Wednesday, March 22, 2006

Off Their Rockers


Welcome to "The Gods Are Bored!" If your religious views are set in stone, throw that rock into an active volcano and get it re-fired!

We know, we know, there's a well-respected faith that claims to be built on solid rock, and all other ground is sinking sand. Well, I don't know about you, but my home is built in firm dirt, and that's why I have a big basement. Truth be told, I'd be hard-pressed to tell you where to find sinking sand.

When I was a young stripling working for Goats R Us in Saline, Michigan, I had a colleague named Albert Ruby. Bert was a generation older than the rest of us, he'd been to Vietnam, and he had the most filthy mouth I've ever heard in my life. He also never met a skirt he didn't want to chase.

Nevertheless, we all liked Bert because he was funny as all get-out, especially after a few cold beers. He was famous for claiming that a man would be better off financially if he just hired prostitutes all his life, rather than getting married.

(Yeah, I didn't claim he was a prince of a man, did I?)

One day Bert said something that made us all think. The statement was odd because:
A. It contained no swearwords
B. It did not relate to fornication

This is what he said:

"A poor man can't afford to buy a cheap pair of pants."

What he meant was, that if a poor man saved enough money to buy a good pair of pants, that good pair of pants would last him far longer and save him money in the long run. Cheap pants wear out fast.

I'm reminded of this sage advice by the news today that Wal-Mart is recalling 243,000 porch rockers due to structural defects that cause them to tip over. Already more than a dozen people have been injured from tipped rockers, including one pregnant woman who went into premature labor.

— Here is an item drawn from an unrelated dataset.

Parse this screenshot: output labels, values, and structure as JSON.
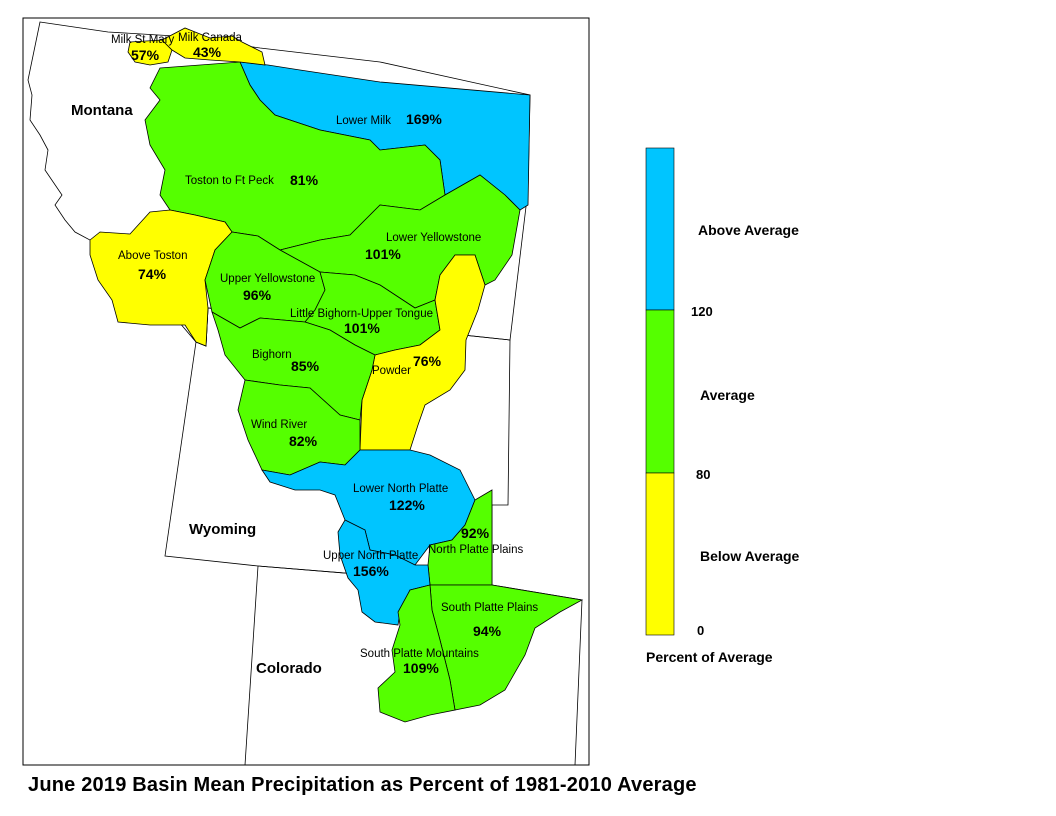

Most of the people who shop at Wal-Mart are trying desperately to save money. But what they're buying is cheap merchandise that won't last. Poor man's pants.

Were those 243,000 shoddy porch rockers built in America, in a unionized factory under quality control supervision? Or were they assembled in sweatshops at bottom-feeding wages? We'll never know, because Wal-Mart is probably even now hiring the expensive lawyers who will see to it that no class action suit based on the rockers ever takes a penny from the Wal-Mart coffers.

We at "The Gods Are Bored" endorse the notion of saving for better quality merchandise. And here's another tip: You can get great porch rockers at yard sales if you just keep your eyes peeled.

We have a big, "Shady Rest" kinda front porch ourselves, and one of the rockers came from a yard sale. That sucker is heavy as granite and is built to withstand Armageddon without so much as a scratch to the paint.

Saving money at Wal-Mart? Not in the long run.

As for Bert's economic guide to marriage, I doubt if you could persuade a prostitute to do six loads of laundry on a Saturday morning.